Für den Austausch medizinischer Daten ist eine interoperable Plattform nötig, die es ermöglicht, unterschiedliche Datenformate zusammenzuführen, auszuwerten und weiterzuverarbeiten. Solche Datenplattformen sind oft Gegenstand von Forschungsprojekten. Der Aufbau setzt daher Expert*innenwissen voraus und ist mit Kosten verbunden. Expert*innenwissen zu teilen ist ein zentrales Ziel des Zukunftslabors Gesundheit.

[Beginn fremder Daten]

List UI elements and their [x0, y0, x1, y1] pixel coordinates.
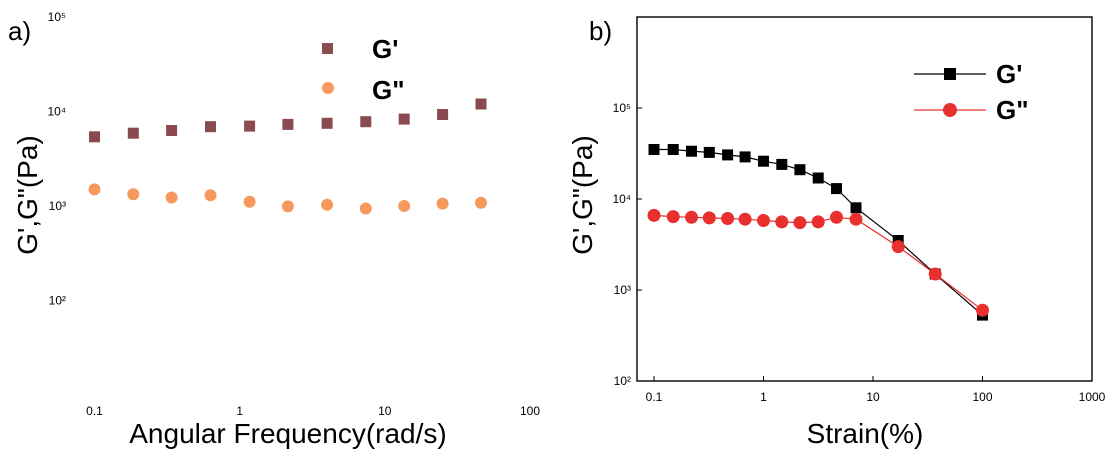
panel-a-series-1-point-3	[204, 189, 217, 202]
panel-b-series-1-point-9	[811, 215, 825, 229]
panel-a-series	[88, 98, 487, 215]
panel-b-series-1-point-11	[849, 212, 863, 226]
panel-b-series-1-point-8	[793, 216, 807, 230]
panel-b-series-1-point-3	[702, 211, 716, 225]
panel-a-series-0-point-1	[127, 127, 139, 139]
panel-b-legend-label-0: G'	[996, 59, 1022, 89]
panel-a-series-1-point-0	[88, 183, 101, 196]
panel-a-legend-label-0: G'	[372, 34, 398, 64]
panel-b-series-0	[648, 144, 988, 321]
panel-a-legend-item-1: G"	[322, 75, 405, 105]
panel-b-plot-frame	[636, 16, 1093, 382]
panel-b-y-tick-label-3: 10⁵	[613, 101, 631, 115]
panel-a: a) G',G"(Pa) Angular Frequency(rad/s) 0.…	[8, 10, 540, 449]
panel-a-legend-item-0: G'	[322, 34, 398, 64]
panel-b-legend-item-1: G"	[914, 95, 1029, 125]
panel-a-y-axis-title: G',G"(Pa)	[12, 135, 43, 255]
panel-b-series-1	[647, 208, 989, 317]
panel-b: b) G',G"(Pa) Strain(%) 0.1 1 10 100 1000 10² 1…	[567, 16, 1106, 449]
panel-a-series-0-point-5	[282, 118, 294, 130]
panel-b-label: b)	[589, 16, 612, 46]
panel-a-series-1-point-6	[321, 198, 334, 211]
panel-b-x-axis-title: Strain(%)	[807, 418, 924, 449]
panel-b-series-0-point-10	[831, 183, 842, 195]
panel-b-legend-marker-0	[944, 68, 956, 80]
panel-a-y-tick-label-0: 10²	[49, 294, 66, 308]
panel-a-series-1	[88, 183, 487, 215]
panel-b-series-1-point-4	[721, 212, 735, 225]
panel-a-series-0-point-7	[360, 116, 372, 128]
panel-b-x-tick-label-3: 100	[972, 390, 992, 404]
panel-b-series-1-point-13	[928, 267, 942, 281]
panel-a-ticks: 0.1 1 10 100 10² 10³ 10⁴ 10⁵	[47, 10, 540, 418]
panel-a-series-1-point-10	[475, 196, 487, 209]
panel-a-series-1-point-5	[281, 200, 294, 213]
panel-a-series-0	[89, 98, 487, 143]
panel-a-y-tick-label-2: 10⁴	[47, 105, 66, 119]
panel-a-x-tick-label-3: 100	[520, 404, 540, 418]
panel-b-series-0-point-9	[812, 172, 824, 184]
panel-a-series-0-point-9	[437, 109, 449, 120]
panel-a-y-tick-label-1: 10³	[49, 199, 66, 213]
panel-a-legend-marker-1	[322, 82, 334, 94]
panel-b-series-0-point-0	[648, 144, 660, 155]
panel-b-ticks: 0.1 1 10 100 1000 10² 10³ 10⁴ 10⁵	[612, 101, 1105, 404]
panel-b-y-tick-label-0: 10²	[614, 374, 631, 388]
panel-b-series-0-point-6	[758, 155, 769, 167]
panel-b-series-0-point-8	[794, 164, 806, 176]
panel-b-x-tick-label-1: 1	[760, 390, 767, 404]
panel-b-series-0-point-1	[667, 144, 679, 155]
panel-a-series-1-point-1	[127, 188, 140, 201]
panel-a-series-0-point-3	[205, 121, 216, 133]
panel-a-y-tick-label-3: 10⁵	[48, 10, 66, 24]
panel-a-series-1-point-2	[165, 191, 178, 204]
panel-b-series-1-point-0	[647, 208, 661, 222]
panel-b-series-1-point-5	[738, 212, 752, 226]
panel-b-series-1-point-14	[976, 303, 989, 317]
panel-a-legend-label-1: G"	[372, 75, 405, 105]
panel-b-series-1-point-10	[830, 210, 843, 224]
panel-b-y-axis-title: G',G"(Pa)	[567, 135, 598, 255]
panel-a-series-0-point-6	[321, 117, 333, 129]
panel-b-x-tick-label-4: 1000	[1079, 390, 1106, 404]
panel-b-legend: G' G"	[914, 59, 1029, 125]
panel-b-series	[647, 144, 989, 321]
panel-b-legend-label-1: G"	[996, 95, 1029, 125]
panel-b-series-0-point-4	[722, 149, 734, 161]
panel-a-series-0-point-10	[475, 98, 487, 110]
panel-b-series-0-point-2	[686, 145, 697, 157]
panel-a-label: a)	[8, 16, 31, 46]
panel-a-series-0-point-4	[244, 120, 256, 132]
panel-b-y-tick-label-1: 10³	[614, 283, 631, 297]
panel-b-series-1-point-1	[666, 210, 680, 224]
panel-a-x-axis-title: Angular Frequency(rad/s)	[129, 418, 446, 449]
panel-b-y-tick-label-2: 10⁴	[612, 192, 631, 206]
panel-b-series-0-point-3	[703, 146, 715, 158]
panel-b-series-0-point-11	[850, 202, 862, 214]
panel-b-x-tick-label-2: 10	[866, 390, 880, 404]
panel-b-series-1-point-2	[685, 210, 698, 224]
panel-a-series-1-point-7	[359, 202, 372, 215]
panel-a-series-1-point-9	[436, 197, 449, 210]
panel-b-legend-item-0: G'	[914, 59, 1022, 89]
panel-a-legend: G' G"	[322, 34, 405, 105]
panel-b-series-0-point-7	[776, 158, 788, 170]
panel-b-series-0-point-5	[739, 151, 751, 163]
panel-a-x-tick-label-0: 0.1	[86, 404, 103, 418]
panel-b-x-tick-label-0: 0.1	[646, 390, 663, 404]
panel-b-series-1-point-7	[775, 215, 789, 229]
panel-a-series-0-point-0	[89, 131, 100, 143]
panel-a-x-tick-label-1: 1	[236, 404, 243, 418]
panel-b-series-1-point-12	[891, 240, 905, 254]
panel-a-x-tick-label-2: 10	[378, 404, 392, 418]
panel-a-series-0-point-2	[166, 125, 178, 136]
panel-a-legend-marker-0	[322, 43, 333, 54]
panel-b-legend-marker-1	[943, 103, 957, 117]
panel-a-series-0-point-8	[398, 113, 410, 125]
panel-b-series-1-point-6	[757, 214, 770, 227]
panel-a-series-1-point-8	[398, 200, 411, 212]
panel-a-series-1-point-4	[243, 195, 256, 208]
panel-b-series-1-line	[653, 214, 983, 311]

Wir möchten Stakeholder aus der Medizininformatik dazu befähigen, eine interoperable Datenplattform für den Austausch medizinischer Daten selbstständig aufzubauen. Solch eine Plattform kann für Forschungsprojekte genutzt werden, aber auch für größere Einheiten wie Krankenkassen. Bei unserer Forschung nehmen wir auch die Technologieakzeptanz in den Blick, da (neue) Technologie nicht nur einfach zu benutzen sein muss, sondern auch gerne verwendet werden sollte.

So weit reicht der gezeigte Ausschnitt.